Editor's Note: Our former head butcher at New Pi Coralville (now returned Ohioan), Tim - known on his raw-meat-filled Instagram (vegetarians probably want to skip it) as Butcher Struble - has something to admit to you, and you're probably not going to like it. But we don't like to hide anything, so enjoy this reblog from Tim, and then think whatever you want to think. But don't say we didn't warn you.
I don’t like turkey. I never have, and likely never will. I would much rather have a piece of cow or pig than an entire bird. Except for the skin. I’ll fight you for the skin.
That being said, imagine my disdain when, attending my lovely girlfriend’s parents' house for Thanksgiving, I watched her dad (who is a pediatric ER doctor) remove all of the skin from the carcass before presenting a naked, nicely portioned carcass on the table.
I secretly ate some skin from the cutting board. I couldn’t help myself. I then had a piece of thigh (the only poultry part worth eating, in my book) and about four pounds of stuffing.

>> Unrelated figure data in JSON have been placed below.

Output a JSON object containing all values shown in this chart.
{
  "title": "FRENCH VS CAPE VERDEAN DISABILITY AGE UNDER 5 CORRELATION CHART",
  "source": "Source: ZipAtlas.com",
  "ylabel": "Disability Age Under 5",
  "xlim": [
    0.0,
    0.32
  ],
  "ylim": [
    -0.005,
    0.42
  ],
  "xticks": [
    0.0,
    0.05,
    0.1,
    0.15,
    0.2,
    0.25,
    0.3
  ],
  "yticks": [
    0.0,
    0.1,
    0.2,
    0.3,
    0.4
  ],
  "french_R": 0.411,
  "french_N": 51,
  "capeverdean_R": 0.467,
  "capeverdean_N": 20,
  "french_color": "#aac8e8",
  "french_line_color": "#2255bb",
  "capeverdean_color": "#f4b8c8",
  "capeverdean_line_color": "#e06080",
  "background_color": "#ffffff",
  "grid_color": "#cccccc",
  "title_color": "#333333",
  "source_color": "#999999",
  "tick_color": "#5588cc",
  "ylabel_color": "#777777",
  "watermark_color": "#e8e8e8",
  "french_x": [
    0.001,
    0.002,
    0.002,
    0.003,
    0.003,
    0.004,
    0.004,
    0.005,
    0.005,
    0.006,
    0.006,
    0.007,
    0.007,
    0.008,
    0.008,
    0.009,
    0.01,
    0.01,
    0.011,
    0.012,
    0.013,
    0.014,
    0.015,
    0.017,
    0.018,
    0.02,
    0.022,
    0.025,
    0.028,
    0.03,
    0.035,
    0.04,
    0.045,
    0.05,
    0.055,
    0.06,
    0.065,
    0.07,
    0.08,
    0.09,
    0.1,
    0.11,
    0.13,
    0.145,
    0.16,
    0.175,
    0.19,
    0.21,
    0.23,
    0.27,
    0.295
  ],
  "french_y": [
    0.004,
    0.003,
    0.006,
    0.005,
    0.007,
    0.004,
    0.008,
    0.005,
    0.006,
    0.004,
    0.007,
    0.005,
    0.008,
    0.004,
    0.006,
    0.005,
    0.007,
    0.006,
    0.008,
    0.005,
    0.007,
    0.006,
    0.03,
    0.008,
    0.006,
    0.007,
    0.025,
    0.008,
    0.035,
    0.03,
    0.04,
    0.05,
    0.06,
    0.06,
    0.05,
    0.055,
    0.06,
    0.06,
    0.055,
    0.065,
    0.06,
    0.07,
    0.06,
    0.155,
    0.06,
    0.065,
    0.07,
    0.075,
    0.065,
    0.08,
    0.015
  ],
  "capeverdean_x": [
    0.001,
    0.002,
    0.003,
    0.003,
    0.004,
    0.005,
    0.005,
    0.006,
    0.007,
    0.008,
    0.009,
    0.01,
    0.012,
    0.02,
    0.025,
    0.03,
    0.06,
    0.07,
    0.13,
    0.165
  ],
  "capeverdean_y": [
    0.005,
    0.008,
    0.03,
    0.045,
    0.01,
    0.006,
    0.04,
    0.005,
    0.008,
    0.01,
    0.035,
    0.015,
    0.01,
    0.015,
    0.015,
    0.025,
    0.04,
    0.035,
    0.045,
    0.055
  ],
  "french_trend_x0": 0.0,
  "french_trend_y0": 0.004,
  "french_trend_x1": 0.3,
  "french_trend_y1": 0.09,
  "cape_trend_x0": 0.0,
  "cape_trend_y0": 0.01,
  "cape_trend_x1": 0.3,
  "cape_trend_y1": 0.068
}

I know, however, that you – gentle web surfer – love turkey. You love the tradition of it, and I understand that. I do. To that end:
My preferred method of turkey preparation is breast down. You won’t have the same presentation of a big, bold, beautiful Norman Rockwell breast, but you will have a more delicious and succulent bird.
If you have a large crowd, get two smaller turkeys. It will be so much easier than one massive 35 pound bird.

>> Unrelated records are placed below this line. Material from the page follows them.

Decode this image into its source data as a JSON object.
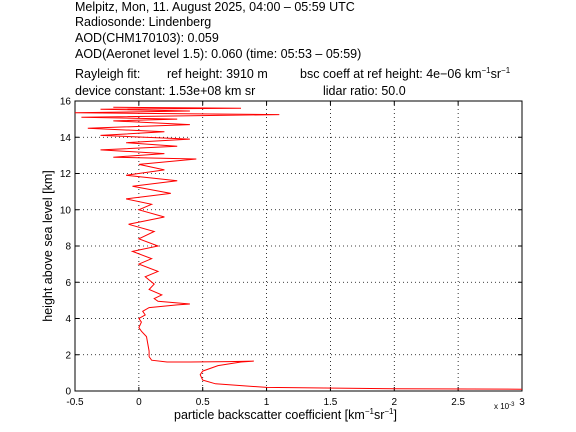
{
  "header": {
    "line1": "Melpitz, Mon, 11. August 2025, 04:00 – 05:59 UTC",
    "line2": "Radiosonde: Lindenberg",
    "line3": "AOD(CHM170103): 0.059",
    "line4": "AOD(Aeronet level 1.5): 0.060   (time: 05:53 – 05:59)",
    "rayleigh_label": "Rayleigh fit:",
    "ref_height": "ref height: 3910 m",
    "bsc_coeff_pre": "bsc coeff at ref height: 4e−06 km",
    "bsc_coeff_exp1": "−1",
    "bsc_coeff_mid": "sr",
    "bsc_coeff_exp2": "−1",
    "device_constant": "device constant: 1.53e+08 km sr",
    "lidar_ratio": "lidar ratio: 50.0"
  },
  "chart_data": {
    "type": "line",
    "xlabel_main": "particle backscatter coefficient [km",
    "xlabel_exp1": "−1",
    "xlabel_mid": "sr",
    "xlabel_exp2": "−1",
    "xlabel_end": "]",
    "ylabel": "height above sea level [km]",
    "x_multiplier_base": "x 10",
    "x_multiplier_exp": "-3",
    "xlim": [
      -0.5,
      3
    ],
    "ylim": [
      0,
      16
    ],
    "x_ticks": [
      -0.5,
      0,
      0.5,
      1,
      1.5,
      2,
      2.5,
      3
    ],
    "x_tick_labels": [
      "-0.5",
      "0",
      "0.5",
      "1",
      "1.5",
      "2",
      "2.5",
      "3"
    ],
    "y_ticks": [
      0,
      2,
      4,
      6,
      8,
      10,
      12,
      14,
      16
    ],
    "y_tick_labels": [
      "0",
      "2",
      "4",
      "6",
      "8",
      "10",
      "12",
      "14",
      "16"
    ],
    "grid": true,
    "line_color": "#ff0000",
    "series": [
      {
        "x": [
          3.0,
          2.0,
          1.0,
          0.6,
          0.5,
          0.48,
          0.5,
          0.62,
          0.8,
          0.9,
          0.7,
          0.4,
          0.22,
          0.1,
          0.08,
          0.08,
          0.07,
          0.06,
          0.02,
          0.0,
          0.02,
          0.0,
          0.05,
          0.03,
          0.08,
          0.3,
          0.4,
          0.15,
          0.12,
          0.18,
          0.08,
          0.12,
          0.05,
          0.15,
          0.0,
          0.1,
          -0.05,
          0.15,
          0.0,
          0.12,
          -0.08,
          0.2,
          0.0,
          0.1,
          -0.1,
          0.25,
          -0.05,
          0.3,
          -0.1,
          0.2,
          0.0,
          0.45,
          -0.2,
          0.2,
          -0.3,
          0.3,
          -0.1,
          0.4,
          -0.3,
          0.2,
          -0.4,
          0.4,
          -0.2,
          0.3,
          -0.45,
          1.1,
          -0.5,
          0.4,
          -0.3,
          0.8,
          -0.2
        ],
        "y": [
          0.1,
          0.12,
          0.2,
          0.4,
          0.6,
          0.9,
          1.1,
          1.4,
          1.6,
          1.65,
          1.62,
          1.6,
          1.6,
          1.7,
          1.9,
          2.2,
          2.6,
          3.0,
          3.3,
          3.5,
          3.8,
          4.0,
          4.2,
          4.4,
          4.6,
          4.75,
          4.8,
          4.95,
          5.1,
          5.3,
          5.6,
          5.9,
          6.3,
          6.6,
          7.0,
          7.3,
          7.7,
          8.0,
          8.4,
          8.8,
          9.2,
          9.6,
          10.0,
          10.3,
          10.6,
          10.9,
          11.3,
          11.6,
          11.9,
          12.2,
          12.5,
          12.8,
          12.9,
          13.1,
          13.3,
          13.5,
          13.7,
          13.9,
          14.1,
          14.3,
          14.5,
          14.7,
          14.9,
          15.0,
          15.1,
          15.25,
          15.35,
          15.45,
          15.55,
          15.6,
          15.65
        ]
      }
    ]
  }
}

This is really all you need for a good, basic turkey. Roast it breast side down, in a relatively shallow baking dish, covered, or in a roasting pan. Just be certain to keep either tin foil or a lid over tweety so as to preserve the juices.

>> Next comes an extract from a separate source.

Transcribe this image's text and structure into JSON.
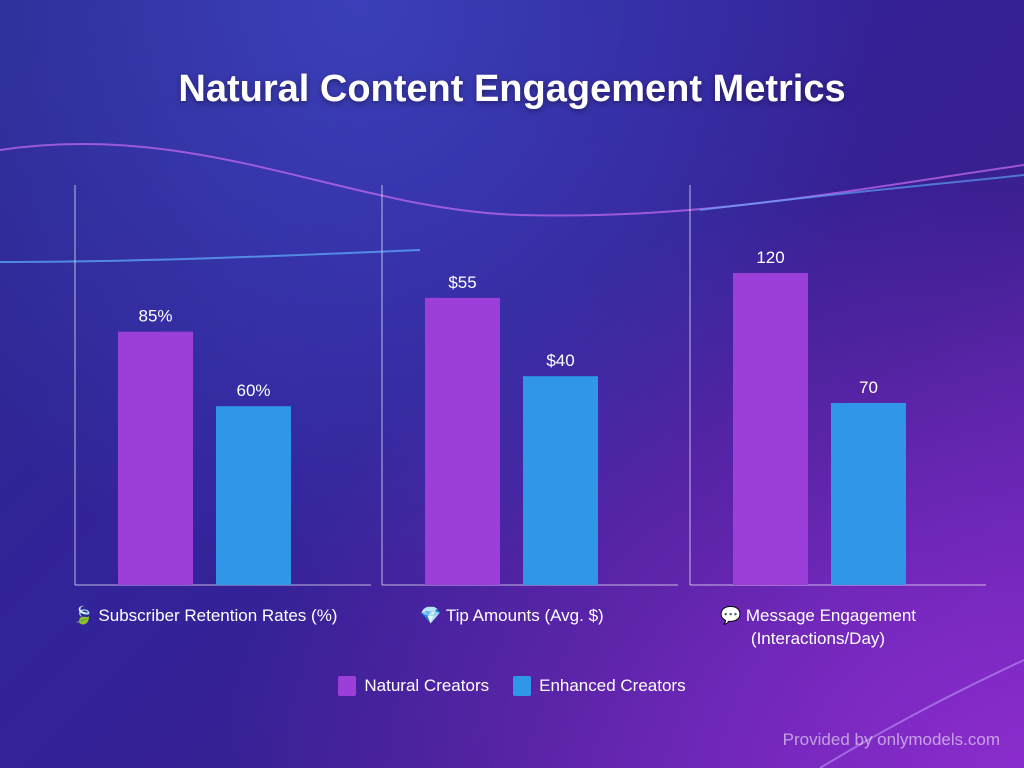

If you want to get fancy, add some citrus. Lemons, oranges, some rosemary. No lime. That would be weird. Also probably no buddha’s hand, and definitely not this.
As far as baking time… there are lots of ways to do it, but I’ll just go with some simple, direct times at 350°F. If you do roast breast-down, you can flip the bird over for the last 20 minutes or so and crank your oven up to 400°F to crisp things up. But for me, I’m all about flavor over presentation.
The farmers raising free-range turkeys for us at Ferndale Market tell us your bird is done when it hits 165°F internally (taken with a meat thermometer).
The most important thing (something my grandfather never did) is let the turkey rest. As with any meat you cook, don’t dig right in. Let it sit for a few minutes – up to 20 minutes for a larger bird. This will serve a dual purpose: you won’t lose as much juice, and you WON’T BURN THE SH*T OUT OF YOUR HANDS, PAPA – WHY DON’T YOU JUST WAIT YOU ARE CLEARLY IN PAIN.